The human gut microbiome plays a crucial role in the body, communicating with the brain and maintaining the immune system through it Gut-brain axis. So, it is not entirely far-fetched to suggest that microbes could play a larger role in our neurobiology.

Hunting microbes

For years, Irene Salinas He was fascinated by a simple physiological fact: the distance between the nose and the brain is very small. The evolutionary immunologist, who works at the University of New Mexico, studies the mucosal immune systems in fish to better understand how human versions of these systems, such as the lining of the intestines and nasal cavities, work. She knows that the nose is full of bacteria, which are “very, very close” to the brain, just millimeters from the olfactory bulb, which processes smell. Salinas always had a hunch that bacteria might seep from the nose into the olfactory bulb. After years of curiosity, she decided to confront her doubts about her favorite model organisms: fish.

Salinas and her team began by extracting DNA from the olfactory bulbs of trout and salmon, some of which were wild-caught and raised in her lab. (Amir Mani, the paper’s lead author, made important contributions to the research.) They planned to search the DNA sequences in a database to identify any microbial species.

However, these types of samples are easily contaminated – by bacteria in the laboratory or from other parts of the fish’s body – which is why scientists struggle to study this topic effectively. If they find bacterial DNA in the olfactory bulb, they will have to convince themselves and other researchers that it actually originated in the brain.

To cover their bases, Salinas’ team studied the fish’s entire body microbiome as well. They took samples of the fish’s brains, entrails, and blood. They even drew blood from several capillaries in the brain to ensure that any bacteria they discovered were in the brain tissue itself.

“We had to go back and redo (the experiments) several times just to be sure,” Salinas said. The project took five years, but even in the early days it was clear that fish brains were not barren.

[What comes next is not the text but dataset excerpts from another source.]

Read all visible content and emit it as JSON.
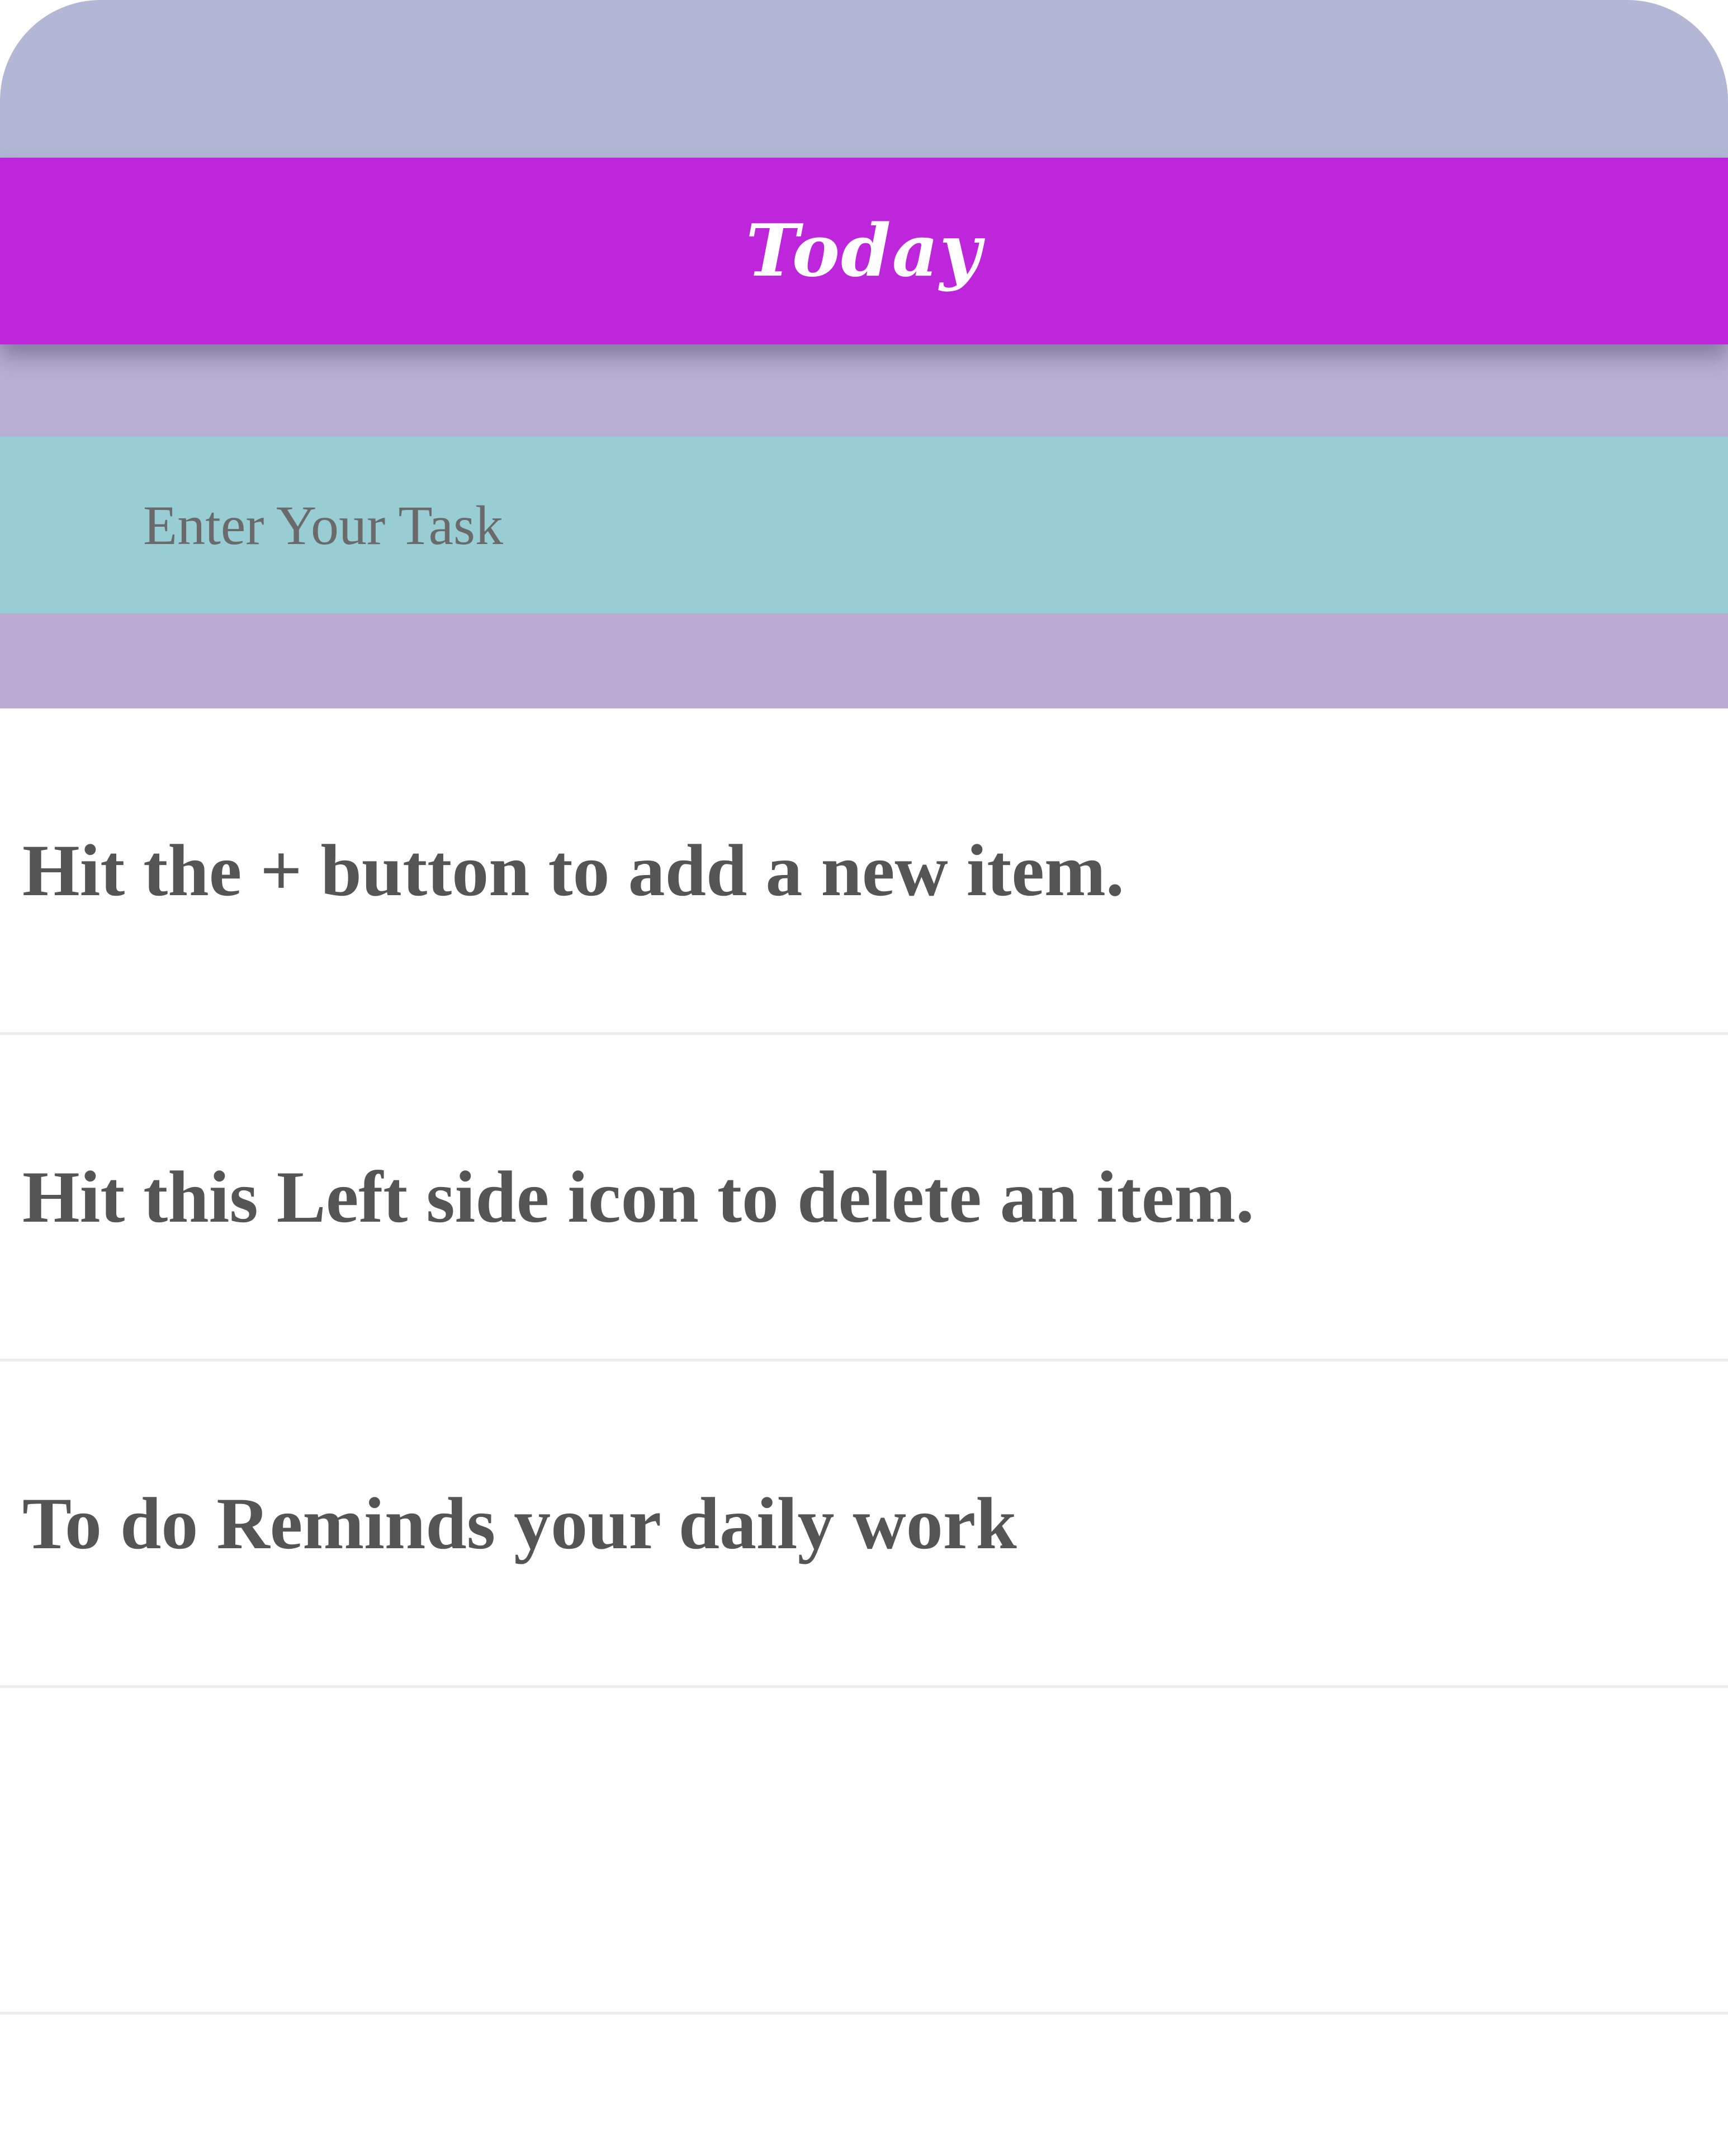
{
  "header": {
    "title": "Today"
  },
  "input": {
    "placeholder": "Enter Your Task",
    "value": ""
  },
  "tasks": [
    {
      "text": "Hit the + button to add a new item."
    },
    {
      "text": "Hit this Left side icon to delete an item."
    },
    {
      "text": "To do Reminds your daily work"
    },
    {
      "text": ""
    }
  ],
  "colors": {
    "header_bg": "#be26dc",
    "top_band": "#b3b7d6",
    "input_bg": "#98cdd3",
    "lower_band": "#bdaad3",
    "task_text": "#555555"
  }
}
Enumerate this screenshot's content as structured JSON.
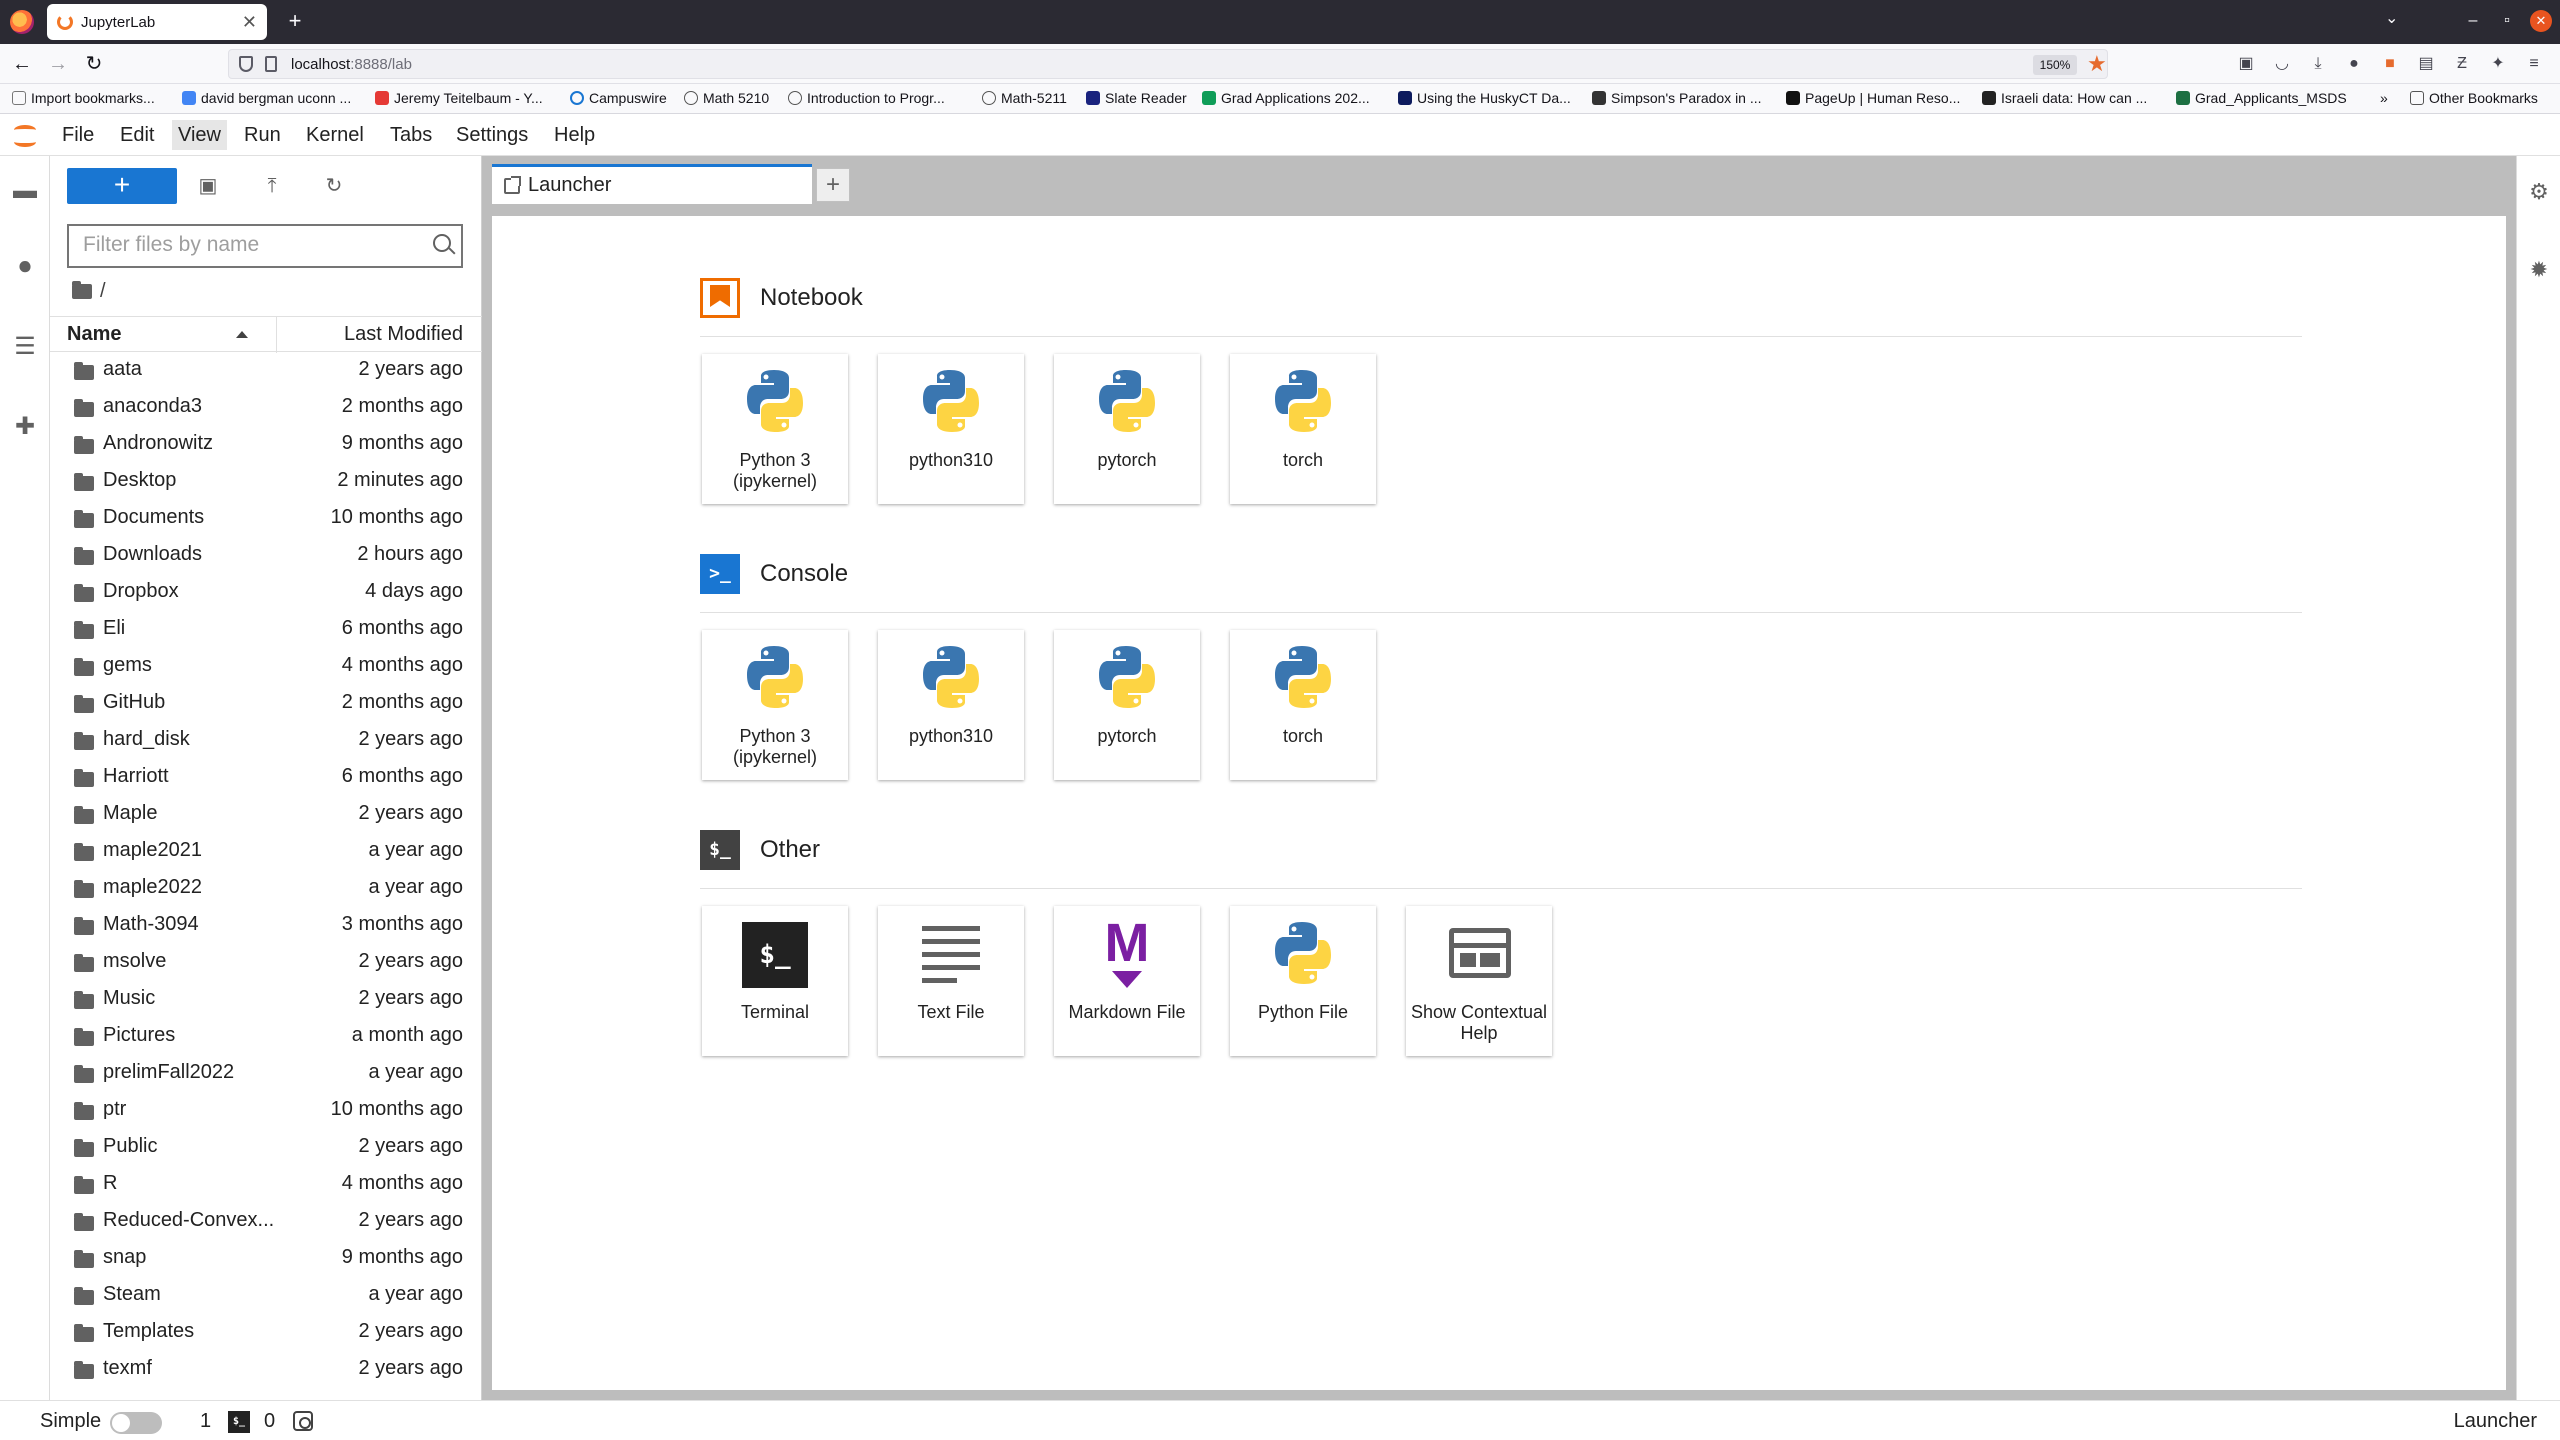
{
  "browser": {
    "tab_title": "JupyterLab",
    "url_host": "localhost",
    "url_path": ":8888/lab",
    "zoom": "150%",
    "bookmarks": [
      "Import bookmarks...",
      "david bergman uconn ...",
      "Jeremy Teitelbaum - Y...",
      "Campuswire",
      "Math 5210",
      "Introduction to Progr...",
      "Math-5211",
      "Slate Reader",
      "Grad Applications 202...",
      "Using the HuskyCT Da...",
      "Simpson's Paradox in ...",
      "PageUp | Human Reso...",
      "Israeli data: How can ...",
      "Grad_Applicants_MSDS"
    ],
    "other_bookmarks": "Other Bookmarks"
  },
  "menu": [
    "File",
    "Edit",
    "View",
    "Run",
    "Kernel",
    "Tabs",
    "Settings",
    "Help"
  ],
  "filebrowser": {
    "filter_placeholder": "Filter files by name",
    "breadcrumb": "/",
    "col_name": "Name",
    "col_modified": "Last Modified",
    "rows": [
      {
        "name": "aata",
        "modified": "2 years ago"
      },
      {
        "name": "anaconda3",
        "modified": "2 months ago"
      },
      {
        "name": "Andronowitz",
        "modified": "9 months ago"
      },
      {
        "name": "Desktop",
        "modified": "2 minutes ago"
      },
      {
        "name": "Documents",
        "modified": "10 months ago"
      },
      {
        "name": "Downloads",
        "modified": "2 hours ago"
      },
      {
        "name": "Dropbox",
        "modified": "4 days ago"
      },
      {
        "name": "Eli",
        "modified": "6 months ago"
      },
      {
        "name": "gems",
        "modified": "4 months ago"
      },
      {
        "name": "GitHub",
        "modified": "2 months ago"
      },
      {
        "name": "hard_disk",
        "modified": "2 years ago"
      },
      {
        "name": "Harriott",
        "modified": "6 months ago"
      },
      {
        "name": "Maple",
        "modified": "2 years ago"
      },
      {
        "name": "maple2021",
        "modified": "a year ago"
      },
      {
        "name": "maple2022",
        "modified": "a year ago"
      },
      {
        "name": "Math-3094",
        "modified": "3 months ago"
      },
      {
        "name": "msolve",
        "modified": "2 years ago"
      },
      {
        "name": "Music",
        "modified": "2 years ago"
      },
      {
        "name": "Pictures",
        "modified": "a month ago"
      },
      {
        "name": "prelimFall2022",
        "modified": "a year ago"
      },
      {
        "name": "ptr",
        "modified": "10 months ago"
      },
      {
        "name": "Public",
        "modified": "2 years ago"
      },
      {
        "name": "R",
        "modified": "4 months ago"
      },
      {
        "name": "Reduced-Convex...",
        "modified": "2 years ago"
      },
      {
        "name": "snap",
        "modified": "9 months ago"
      },
      {
        "name": "Steam",
        "modified": "a year ago"
      },
      {
        "name": "Templates",
        "modified": "2 years ago"
      },
      {
        "name": "texmf",
        "modified": "2 years ago"
      }
    ]
  },
  "launcher": {
    "tab_label": "Launcher",
    "notebook": {
      "title": "Notebook",
      "kernels": [
        "Python 3\n(ipykernel)",
        "python310",
        "pytorch",
        "torch"
      ]
    },
    "console": {
      "title": "Console",
      "kernels": [
        "Python 3\n(ipykernel)",
        "python310",
        "pytorch",
        "torch"
      ]
    },
    "other": {
      "title": "Other",
      "items": [
        "Terminal",
        "Text File",
        "Markdown File",
        "Python File",
        "Show Contextual\nHelp"
      ]
    }
  },
  "statusbar": {
    "simple_label": "Simple",
    "terminals_count": "1",
    "kernels_count": "0",
    "right_label": "Launcher"
  },
  "colors": {
    "accent": "#1976d2",
    "notebook": "#ef6c00",
    "markdown": "#7b1fa2"
  }
}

As Salinas predicted, the olfactory bulb contains some bacteria. But she was shocked to see that the rest of the brain contained more. “I thought other parts of the brain wouldn’t have bacteria,” she said. “But it turns out that my hypothesis was wrong.” The fish brains hosted so many organisms that it only took a few minutes to locate bacterial cells under a microscope. As an additional step, her team confirmed that microbes were actively living in the brain; They were not asleep or dead.

Ulm was impressed by their comprehensive approach. Salinas and her team said they answered “the same question, in all these different ways, and using all these different approaches — all of which produced convincing data that there are indeed living microbes in the salmon brain.”

But if there was, how did they get there?

Invasion of the castle

Researchers have long doubted whether the brain contains a microbiome, because all vertebrates, including fish, do Blood-brain barrier. These blood vessels and the brain cells surrounding them are barricaded to act as gatekeepers that allow only certain molecules in and out of the brain and prevent invaders, especially larger ones such as bacteria, from getting out. Naturally, Salinas wonders how brains are colonized in her study.

By comparing microbial DNA from the brain with DNA collected from other organs, her lab found a subset of species that did not appear anywhere else in the body. Salinas hypothesized that these species may have colonized the fish’s brains early in development, before their blood-brain barriers were fully formed. “Early on, anything can happen; it’s a free-for-all,” she said.